Dire que je voulais juste un peu de fluff et de douceur, et que ça a viré en introspection douloureuse... On ne change pas sa nature dit-on xD.

Hum, aussi, j'ai eu quelque difficultés à me décider sur le genre de l'OS: Hurt/comfort, angst ou simple drama? Si vous trouvez que je devrais changer, dites-moi, j'ai du mal à différencier les trois parfois!


L'autre frère

Les paroles de Dean résonnaient avec acuité dans l'esprit de Kevin alors que le jeune homme lui faisait face, ses doigts s'enfonçant avec force dans la poignée de son sac à dos pour tenter de contenir les larmes qui lui brûlaient le coin des yeux. Il ne s'était pas attendu à ce que le Winchester laisse tomber ses barrières ainsi sans prévenir, et était encore moins préparé aux mots profonds de sincérité qu'il venait d'entendre. Le chasseur blond ne discutait jamais sentiments, c'était l'apanage de Sam, et quand il y était forcé, c'était toujours avec maladresse et une ironie désabusée, prix d'une vie brisée par les épreuves et horreurs vécues. Ce n'était un secret pour personne que le plus âgé fuyait les conversations concernant ses émotions comme la peste, son jeune allié l'avait vite appris, bien souvent à la dure; et comme toute personne avec un minimum de sens de survie, il avait fini par abandonner la question.
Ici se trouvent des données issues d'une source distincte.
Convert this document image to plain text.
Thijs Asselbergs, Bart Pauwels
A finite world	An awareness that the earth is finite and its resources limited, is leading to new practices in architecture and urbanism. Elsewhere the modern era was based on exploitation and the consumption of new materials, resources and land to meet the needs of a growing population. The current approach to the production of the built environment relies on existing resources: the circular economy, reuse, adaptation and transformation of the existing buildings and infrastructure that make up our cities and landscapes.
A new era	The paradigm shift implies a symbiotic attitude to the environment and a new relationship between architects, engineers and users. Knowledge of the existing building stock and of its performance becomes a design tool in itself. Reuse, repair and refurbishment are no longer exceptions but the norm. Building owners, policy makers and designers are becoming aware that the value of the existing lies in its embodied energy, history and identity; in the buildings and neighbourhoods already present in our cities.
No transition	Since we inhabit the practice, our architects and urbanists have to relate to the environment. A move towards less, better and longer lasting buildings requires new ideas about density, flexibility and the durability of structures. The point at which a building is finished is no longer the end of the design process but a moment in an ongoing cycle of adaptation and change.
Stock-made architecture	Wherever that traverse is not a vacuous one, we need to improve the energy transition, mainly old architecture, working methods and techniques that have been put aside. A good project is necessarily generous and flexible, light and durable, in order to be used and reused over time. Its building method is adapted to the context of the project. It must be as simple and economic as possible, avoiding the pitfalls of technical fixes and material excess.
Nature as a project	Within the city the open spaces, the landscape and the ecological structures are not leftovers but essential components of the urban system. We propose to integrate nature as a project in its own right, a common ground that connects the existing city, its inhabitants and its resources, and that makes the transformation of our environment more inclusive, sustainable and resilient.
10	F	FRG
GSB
Cependant, lors des rares fois où l'ainé des frères abandonnait son armure de dureté soigneusement construite et entretenue au fil des années afin de laisser réellement parler son cœur, il se révélait capable d'une empathie aussi forte que son cadet, et d'une sensibilité bien plus profonde qu'aucun étranger n'aurait pu croire au premier abord. Ces moments étaient aussi exceptionnels que les aurores boréales, mais lorsqu'ils survenaient, la violence des sentiments du guerrier submergeait ses interlocuteurs tel un retour de tsunami, et Kevin était en train d'en subir l'expérience. Les mots de Dean étaient simples et directs, ils venaient du plus profond de lui et c'était peut-être aussi ce qui bouleversait autant l'orphelin, tout autant que leur sens même. Oh, bien sûr, ce dernier se doutait qu'il avait de l'importance pour son interlocuteur: il se rappelait quand celui-ci avait viré mère poule pendant que le prophète traduisait avec acharnement la Tablette, et le soulagement évident sur son visage lors de leurs retrouvailles après que le prisonnier ait été sauvé par Metatron était réel. Mais malgré tout, l'ancien étudiant conservait ce goût amer dans sa bouche qu'il n'était qu'un être utile au duo, rien de plus. Un autre pion dans l'immense féroce partie d'échecs engagée entre les trois camps qu'étaient les Winchester, le Ciel et l'Enfer.

Alors, oui, entendre le blond au cœur de fer admettre tout haut qu'il le considérait comme un membre à part entière de sa famille, au même titre que Sam ou Castiel, avait de quoi lui retourner les tripes et lui couper le souffle, remettant en question toutes ses résolutions de fuite. Crowley avait visé parfaitement juste quelques heures plus tôt en jouant sur sa peur de solitude, désormais encore plus justifiée par l'assassinat plus que probable de sa mère. La pensée revint le frapper une nouvelle fois en plein estomac, le meurtrissant autant que l'aurait fait une balle, et le jeune Asiatique eut bien du mal à ne pas vomir sous le poids de la douleur devenue de plus en plus insupportable au fil des jours que ce souvenir provoquait. Morte. Sa mère était morte, tout comme l'était Channing. Tous les siens étaient décédés, par sa faute. Il ne lui restait plus personne à laquelle s'accrocher, du moins c'est ce que le garçon pensait quelques instants auparavant. Lui qui était persuadé avoir tout perdu aurait-il trouvé une raison de rester dans cette demeure?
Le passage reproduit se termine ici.